Hi,
We have the following code which sends a request on unload of one of our pages. It was working fine until I upgraded to rails 2.2.2, but now is giving 'ActionController::InvalidAuthenticityToken (ActionController::InvalidAuthenticityToken):'
Does anyone know what has changed, and what I have to do to get it working again?

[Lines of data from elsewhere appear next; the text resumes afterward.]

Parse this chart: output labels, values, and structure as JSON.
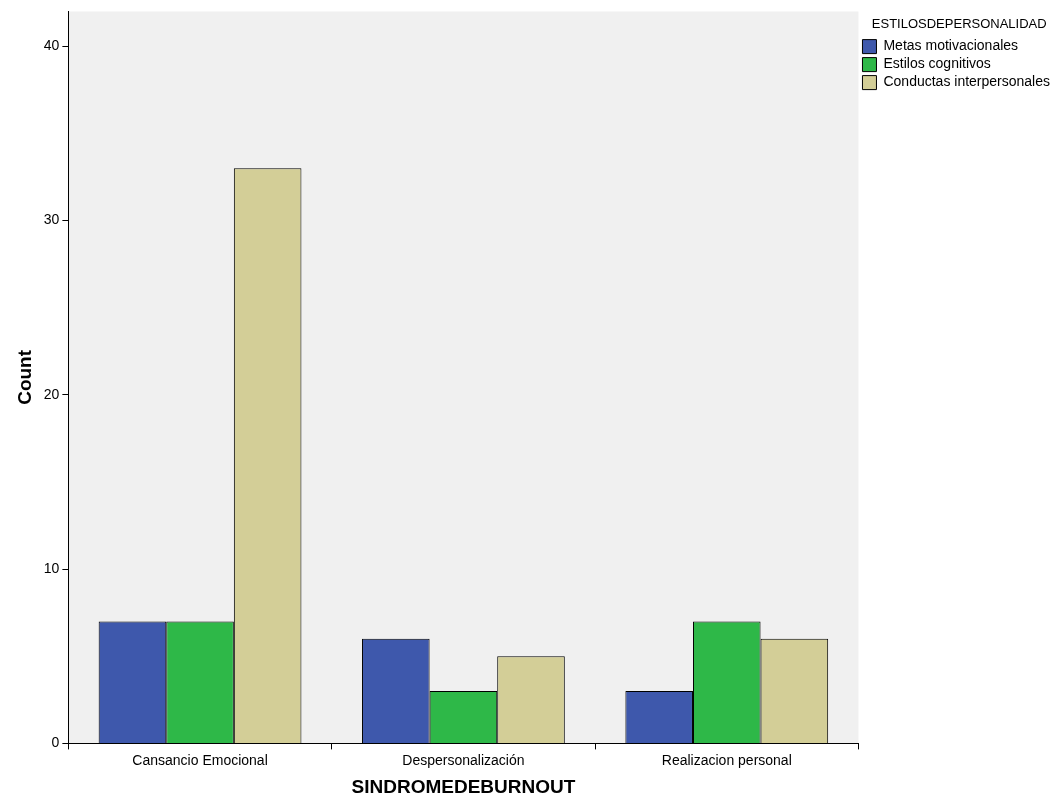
{
  "chart_data": {
    "type": "bar",
    "xlabel": "SINDROMEDEBURNOUT",
    "ylabel": "Count",
    "legend_title": "ESTILOSDEPERSONALIDAD",
    "categories": [
      "Cansancio Emocional",
      "Despersonalización",
      "Realizacion personal"
    ],
    "series": [
      {
        "name": "Metas motivacionales",
        "color": "#3e58ac",
        "values": [
          7,
          6,
          3
        ]
      },
      {
        "name": "Estilos cognitivos",
        "color": "#2eb848",
        "values": [
          7,
          3,
          7
        ]
      },
      {
        "name": "Conductas interpersonales",
        "color": "#d3ce97",
        "values": [
          33,
          5,
          6
        ]
      }
    ],
    "ylim": [
      0,
      42
    ],
    "yticks": [
      0,
      10,
      20,
      30,
      40
    ],
    "grid": false,
    "legend": "top right"
  }
}
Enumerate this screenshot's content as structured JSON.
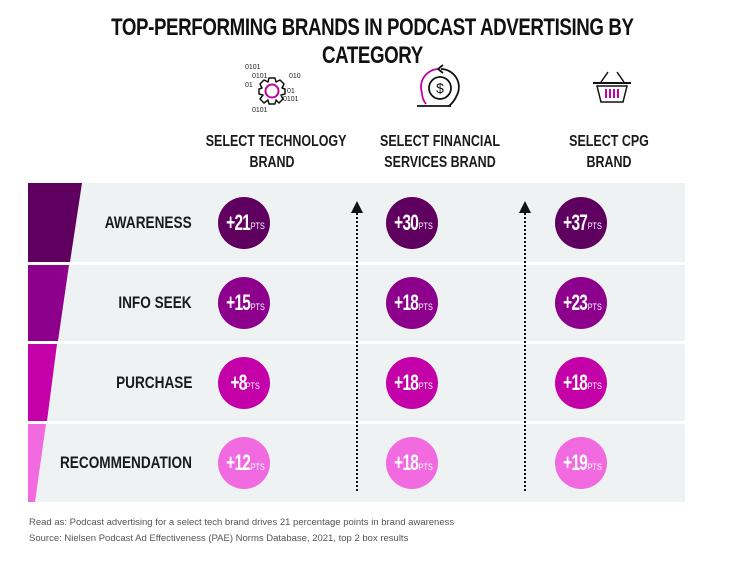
{
  "title": "TOP-PERFORMING BRANDS IN PODCAST ADVERTISING BY CATEGORY",
  "columns": [
    {
      "label_line1": "SELECT TECHNOLOGY",
      "label_line2": "BRAND",
      "icon": "gear-binary-icon"
    },
    {
      "label_line1": "SELECT FINANCIAL",
      "label_line2": "SERVICES BRAND",
      "icon": "dollar-cycle-icon"
    },
    {
      "label_line1": "SELECT CPG",
      "label_line2": "BRAND",
      "icon": "shopping-basket-icon"
    }
  ],
  "icon_text": {
    "binary_a": "0101",
    "binary_b": "010",
    "binary_c": "01"
  },
  "unit": "PTS",
  "rows": [
    {
      "label": "AWARENESS",
      "color": "#5f0061",
      "values": [
        "+21",
        "+30",
        "+37"
      ]
    },
    {
      "label": "INFO SEEK",
      "color": "#8c008c",
      "values": [
        "+15",
        "+18",
        "+23"
      ]
    },
    {
      "label": "PURCHASE",
      "color": "#c400a8",
      "values": [
        "+8",
        "+18",
        "+18"
      ]
    },
    {
      "label": "RECOMMENDATION",
      "color": "#f26ae0",
      "values": [
        "+12",
        "+18",
        "+19"
      ]
    }
  ],
  "chart_data": {
    "type": "table",
    "title": "TOP-PERFORMING BRANDS IN PODCAST ADVERTISING BY CATEGORY",
    "categories": [
      "AWARENESS",
      "INFO SEEK",
      "PURCHASE",
      "RECOMMENDATION"
    ],
    "unit": "percentage points",
    "series": [
      {
        "name": "SELECT TECHNOLOGY BRAND",
        "values": [
          21,
          15,
          8,
          12
        ]
      },
      {
        "name": "SELECT FINANCIAL SERVICES BRAND",
        "values": [
          30,
          18,
          18,
          18
        ]
      },
      {
        "name": "SELECT CPG BRAND",
        "values": [
          37,
          23,
          18,
          19
        ]
      }
    ]
  },
  "footnotes": {
    "read_as": "Read as: Podcast advertising for a select tech brand drives 21 percentage points in brand awareness",
    "source": "Source: Nielsen Podcast Ad Effectiveness (PAE) Norms Database, 2021, top 2 box results"
  }
}
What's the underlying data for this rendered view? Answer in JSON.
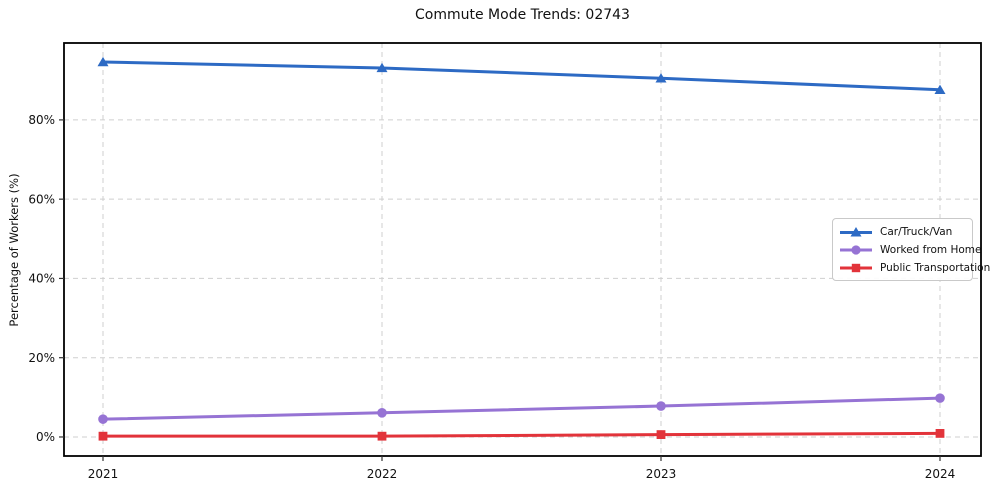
{
  "chart_data": {
    "type": "line",
    "title": "Commute Mode Trends: 02743",
    "xlabel": "",
    "ylabel": "Percentage of Workers (%)",
    "x_labels": [
      "2021",
      "2022",
      "2023",
      "2024"
    ],
    "yticks": [
      0,
      20,
      40,
      60,
      80
    ],
    "ytick_labels": [
      "0%",
      "20%",
      "40%",
      "60%",
      "80%"
    ],
    "ylim": [
      -4.8,
      99.4
    ],
    "grid": {
      "visible": true,
      "style": "dashed",
      "color": "#cfcfcf",
      "axes": "both"
    },
    "frame_color": "#000000",
    "tick_color": "#333333",
    "legend": {
      "position": "center-right",
      "border_color": "#c9c9c9",
      "background": "#ffffff"
    },
    "series": [
      {
        "name": "Car/Truck/Van",
        "marker": "triangle",
        "color": "#2d6ac4",
        "values": [
          94.6,
          93.1,
          90.5,
          87.6
        ]
      },
      {
        "name": "Worked from Home",
        "marker": "circle",
        "color": "#9673d4",
        "values": [
          4.5,
          6.1,
          7.8,
          9.8
        ]
      },
      {
        "name": "Public Transportation",
        "marker": "square",
        "color": "#e2333a",
        "values": [
          0.2,
          0.2,
          0.6,
          0.9
        ]
      }
    ]
  }
}
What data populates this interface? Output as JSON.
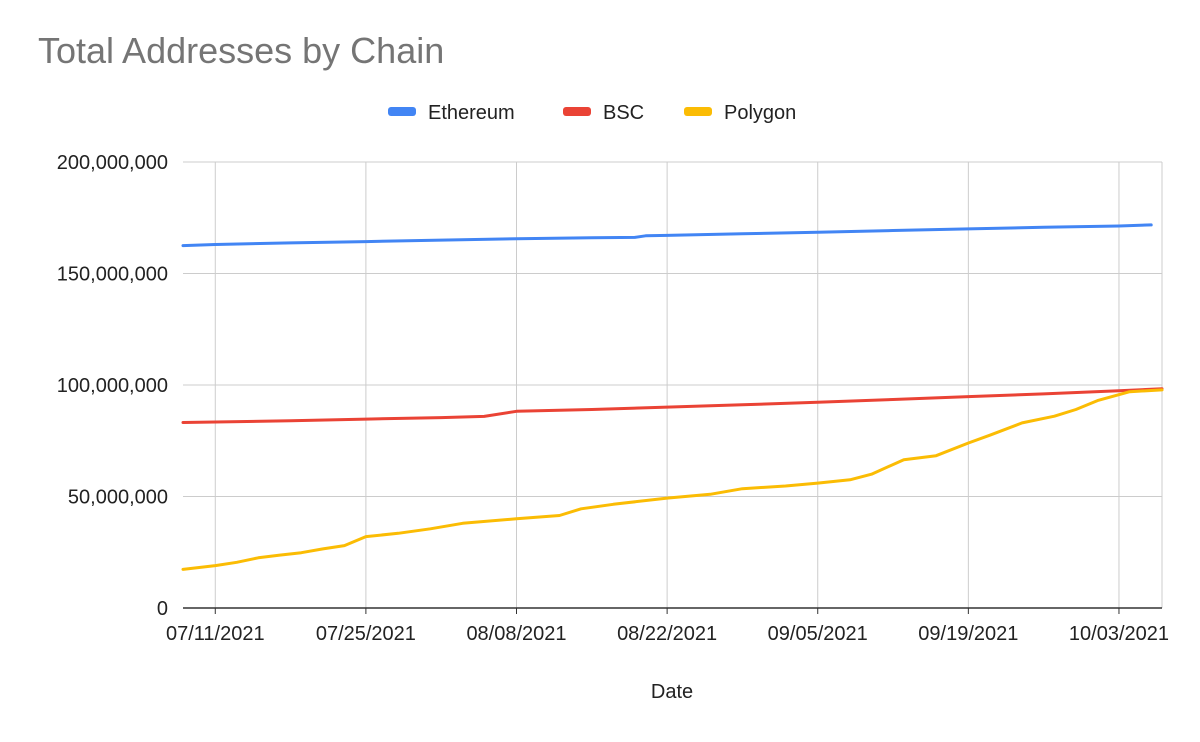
{
  "chart_data": {
    "type": "line",
    "title": "Total Addresses by Chain",
    "xlabel": "Date",
    "ylabel": "",
    "ylim": [
      0,
      200000000
    ],
    "yticks": [
      0,
      50000000,
      100000000,
      150000000,
      200000000
    ],
    "ytick_labels": [
      "0",
      "50,000,000",
      "100,000,000",
      "150,000,000",
      "200,000,000"
    ],
    "xticks": [
      "2021-07-11",
      "2021-07-25",
      "2021-08-08",
      "2021-08-22",
      "2021-09-05",
      "2021-09-19",
      "2021-10-03"
    ],
    "xtick_labels": [
      "07/11/2021",
      "07/25/2021",
      "08/08/2021",
      "08/22/2021",
      "09/05/2021",
      "09/19/2021",
      "10/03/2021"
    ],
    "xlim": [
      "2021-07-08",
      "2021-10-07"
    ],
    "grid": true,
    "legend_position": "top",
    "series": [
      {
        "name": "Ethereum",
        "color": "#4285f4",
        "points": [
          [
            "2021-07-08",
            162500000
          ],
          [
            "2021-07-11",
            163000000
          ],
          [
            "2021-07-18",
            163700000
          ],
          [
            "2021-07-25",
            164300000
          ],
          [
            "2021-08-01",
            165000000
          ],
          [
            "2021-08-08",
            165600000
          ],
          [
            "2021-08-15",
            166000000
          ],
          [
            "2021-08-19",
            166200000
          ],
          [
            "2021-08-20",
            166900000
          ],
          [
            "2021-08-22",
            167100000
          ],
          [
            "2021-08-29",
            167800000
          ],
          [
            "2021-09-05",
            168500000
          ],
          [
            "2021-09-12",
            169300000
          ],
          [
            "2021-09-19",
            170000000
          ],
          [
            "2021-09-26",
            170700000
          ],
          [
            "2021-10-03",
            171300000
          ],
          [
            "2021-10-06",
            171800000
          ]
        ]
      },
      {
        "name": "BSC",
        "color": "#ea4335",
        "points": [
          [
            "2021-07-08",
            83200000
          ],
          [
            "2021-07-11",
            83400000
          ],
          [
            "2021-07-18",
            84000000
          ],
          [
            "2021-07-25",
            84700000
          ],
          [
            "2021-08-01",
            85400000
          ],
          [
            "2021-08-05",
            85900000
          ],
          [
            "2021-08-08",
            88200000
          ],
          [
            "2021-08-15",
            89000000
          ],
          [
            "2021-08-22",
            90100000
          ],
          [
            "2021-08-29",
            91100000
          ],
          [
            "2021-09-05",
            92300000
          ],
          [
            "2021-09-12",
            93500000
          ],
          [
            "2021-09-19",
            94800000
          ],
          [
            "2021-09-26",
            96000000
          ],
          [
            "2021-10-03",
            97400000
          ],
          [
            "2021-10-07",
            98300000
          ]
        ]
      },
      {
        "name": "Polygon",
        "color": "#fbbc04",
        "points": [
          [
            "2021-07-08",
            17300000
          ],
          [
            "2021-07-11",
            19000000
          ],
          [
            "2021-07-13",
            20500000
          ],
          [
            "2021-07-15",
            22500000
          ],
          [
            "2021-07-17",
            23700000
          ],
          [
            "2021-07-19",
            24800000
          ],
          [
            "2021-07-21",
            26500000
          ],
          [
            "2021-07-23",
            28000000
          ],
          [
            "2021-07-25",
            32000000
          ],
          [
            "2021-07-28",
            33500000
          ],
          [
            "2021-07-31",
            35500000
          ],
          [
            "2021-08-03",
            38000000
          ],
          [
            "2021-08-08",
            40000000
          ],
          [
            "2021-08-12",
            41500000
          ],
          [
            "2021-08-14",
            44500000
          ],
          [
            "2021-08-17",
            46500000
          ],
          [
            "2021-08-22",
            49300000
          ],
          [
            "2021-08-26",
            51000000
          ],
          [
            "2021-08-29",
            53500000
          ],
          [
            "2021-09-02",
            54700000
          ],
          [
            "2021-09-05",
            56000000
          ],
          [
            "2021-09-08",
            57500000
          ],
          [
            "2021-09-10",
            60000000
          ],
          [
            "2021-09-13",
            66500000
          ],
          [
            "2021-09-16",
            68300000
          ],
          [
            "2021-09-19",
            74000000
          ],
          [
            "2021-09-21",
            77500000
          ],
          [
            "2021-09-24",
            83000000
          ],
          [
            "2021-09-27",
            86000000
          ],
          [
            "2021-09-29",
            89000000
          ],
          [
            "2021-10-01",
            93000000
          ],
          [
            "2021-10-04",
            97000000
          ],
          [
            "2021-10-07",
            97800000
          ]
        ]
      }
    ]
  }
}
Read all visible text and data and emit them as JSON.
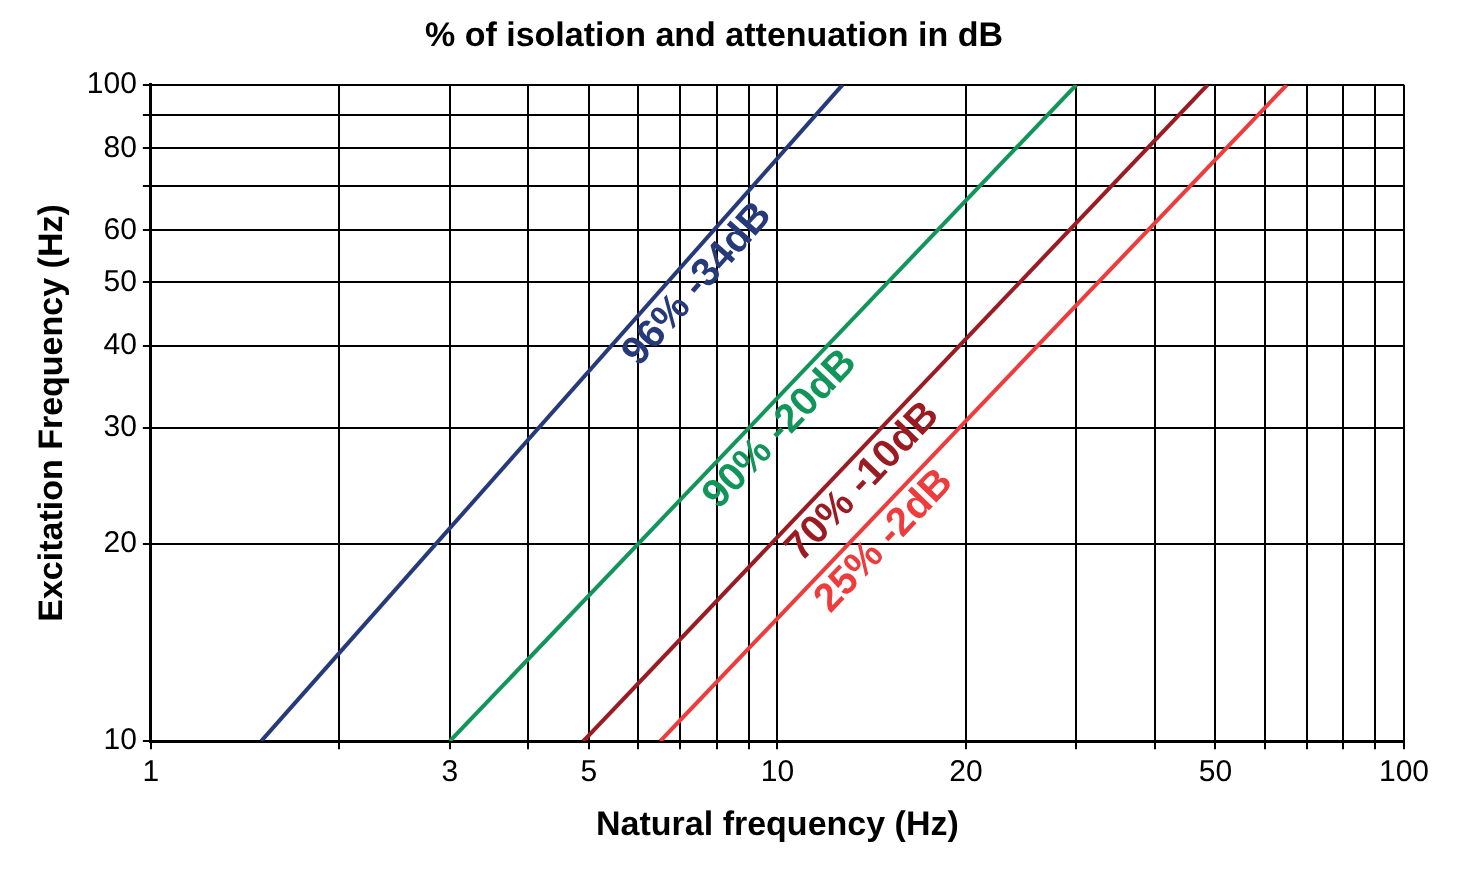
{
  "chart_data": {
    "type": "line",
    "title": "% of isolation and attenuation in dB",
    "xlabel": "Natural frequency (Hz)",
    "ylabel": "Excitation Frequency (Hz)",
    "log": "xy",
    "grid": true,
    "legend": false,
    "marker": "none",
    "line_style": "solid",
    "xlim": [
      1,
      100
    ],
    "ylim": [
      10,
      100
    ],
    "xticks": [
      1,
      {
        "value": 2,
        "label": null
      },
      3,
      {
        "value": 4,
        "label": null
      },
      5,
      {
        "value": 6,
        "label": null
      },
      {
        "value": 7,
        "label": null
      },
      {
        "value": 8,
        "label": null
      },
      {
        "value": 9,
        "label": null
      },
      10,
      20,
      {
        "value": 30,
        "label": null
      },
      {
        "value": 40,
        "label": null
      },
      50,
      {
        "value": 60,
        "label": null
      },
      {
        "value": 70,
        "label": null
      },
      {
        "value": 80,
        "label": null
      },
      {
        "value": 90,
        "label": null
      },
      100
    ],
    "yticks": [
      10,
      20,
      30,
      40,
      50,
      60,
      {
        "value": 70,
        "label": null
      },
      80,
      {
        "value": 90,
        "label": null
      },
      100
    ],
    "series": [
      {
        "color": "#263a7a",
        "x": [
          1.5,
          12.7
        ],
        "values": [
          10,
          100
        ]
      },
      {
        "color": "#11955a",
        "x": [
          3,
          30
        ],
        "values": [
          10,
          100
        ]
      },
      {
        "color": "#9b1b23",
        "x": [
          4.9,
          48.6
        ],
        "values": [
          10,
          100
        ]
      },
      {
        "color": "#ee3b3b",
        "x": [
          6.5,
          65
        ],
        "values": [
          10,
          100
        ]
      }
    ],
    "annotations": [
      "96% -34dB",
      "90% -20dB",
      "70% -10dB",
      "25% -2dB"
    ]
  }
}
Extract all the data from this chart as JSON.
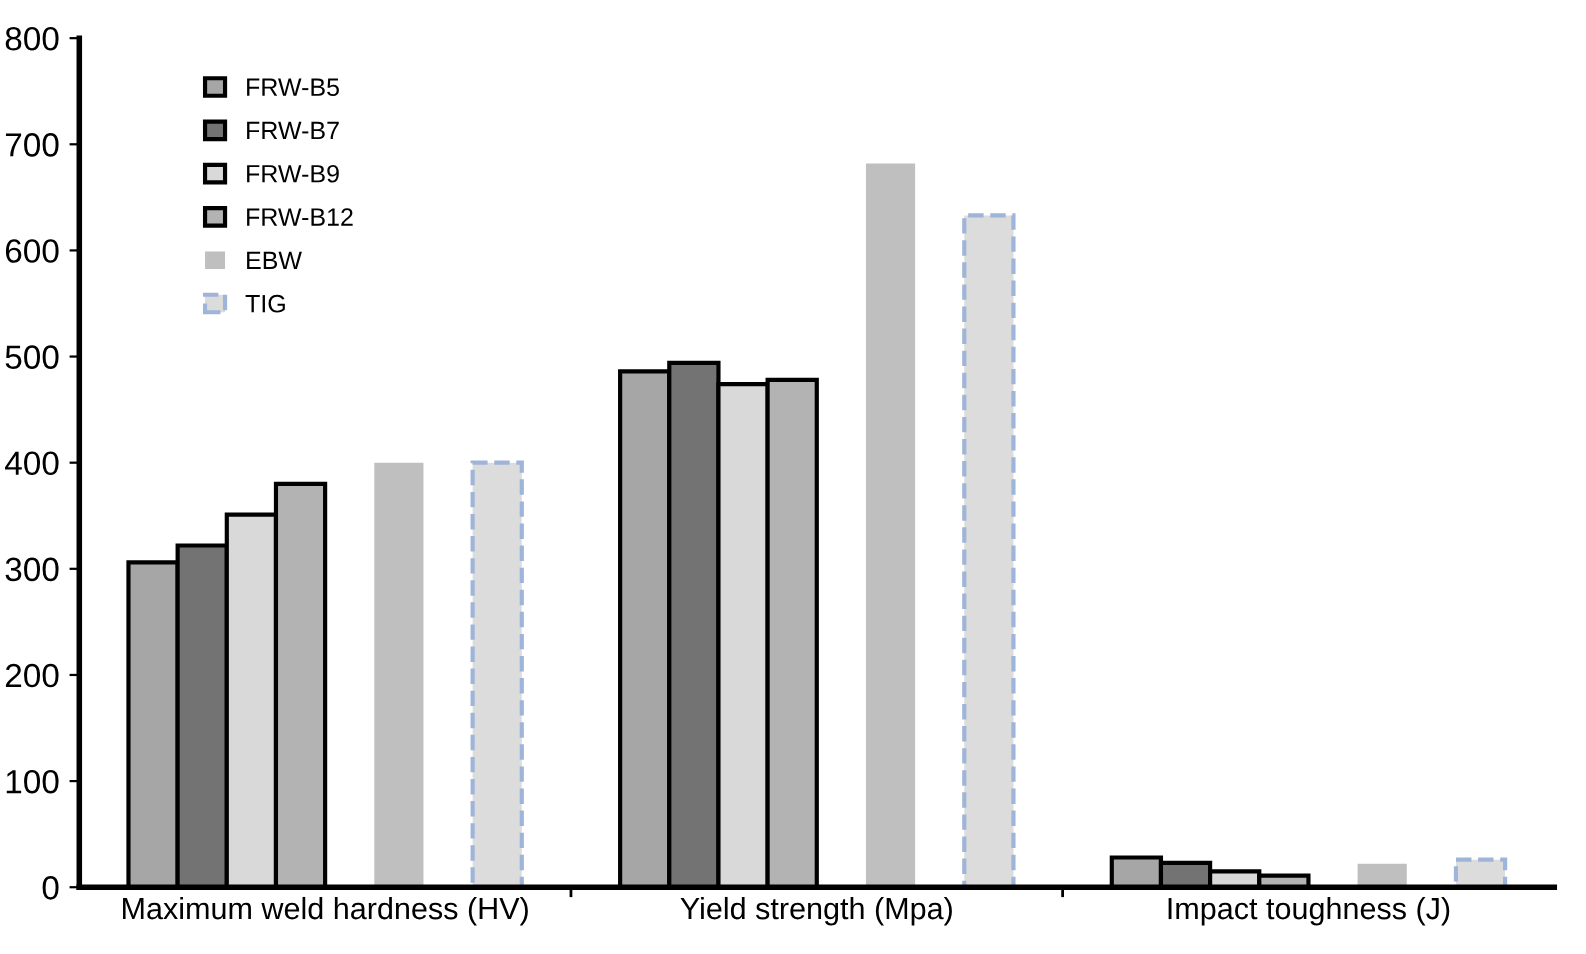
{
  "chart_data": {
    "type": "bar",
    "categories": [
      "Maximum weld hardness (HV)",
      "Yield strength (Mpa)",
      "Impact toughness (J)"
    ],
    "series": [
      {
        "name": "FRW-B5",
        "color": "#a6a6a6",
        "values": [
          306,
          486,
          28
        ]
      },
      {
        "name": "FRW-B7",
        "color": "#737373",
        "values": [
          322,
          494,
          23
        ]
      },
      {
        "name": "FRW-B9",
        "color": "#d9d9d9",
        "values": [
          351,
          474,
          15
        ]
      },
      {
        "name": "FRW-B12",
        "color": "#b3b3b3",
        "values": [
          380,
          478,
          11
        ]
      },
      {
        "name": "EBW",
        "color": "#bfbfbf",
        "values": [
          400,
          682,
          22
        ]
      },
      {
        "name": "TIG",
        "color": "#dcdcdc",
        "line_style": "dashed",
        "values": [
          400,
          633,
          26
        ]
      }
    ],
    "ylim": [
      0,
      800
    ],
    "yticks": [
      0,
      100,
      200,
      300,
      400,
      500,
      600,
      700,
      800
    ],
    "grid": false,
    "legend": "top left"
  }
}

var req = new XMLHttpRequest();
req.open("POST", "<%= url_for(:action => 'unlock', :id => @current_page.form_data.id) %>", false);
req.setRequestHeader("Content-Type", "text/plain");
req.setRequestHeader("X-Requested-With", "XMLHttpRequest");
req.send("?authenticity_token="+encodeURIComponent(window._token));
Thanks
Simon
Well until 2.2.2 text/plain requests weren't checked at all (this was
a bug) so it's entirely possible that your code has been broken from
day 1. If you look at the logs does it look like the token was sent
properly?
Fred
Hi Fred,
No, the authenticity_token isn't getting through at all, and I accept that the code probably should have never worked as it stands. That said, I can't for the life of me figure out how to get the auth token to be submitted correctly using the XMLHttpRequest object. We have the token floating around (we use it in other jQuery AJAX calls), but because this particular code is being called during unload, we need it to be synchronous, and the jQuery async:false doesn't appear to work.
Thanks
Simon
Well (I had to look this up since I never use raw XMLHttpRequest) the
parameter to send is the body of the request. When rails gets a text/
plain request it doesn't parse the the request body for parameters
(since you've told it that it's just a big text file). So either you
could make the type not text/plain (ie application/x-www-form-
urlencoded), and even then you'd want to drop the leading ? in the
body, or you could append it to the url you are requesting (being just
a little bit careful that you glue it on with a & or a ? as
appropriate)
Fred
Excellent, works like a charm, thanks for that.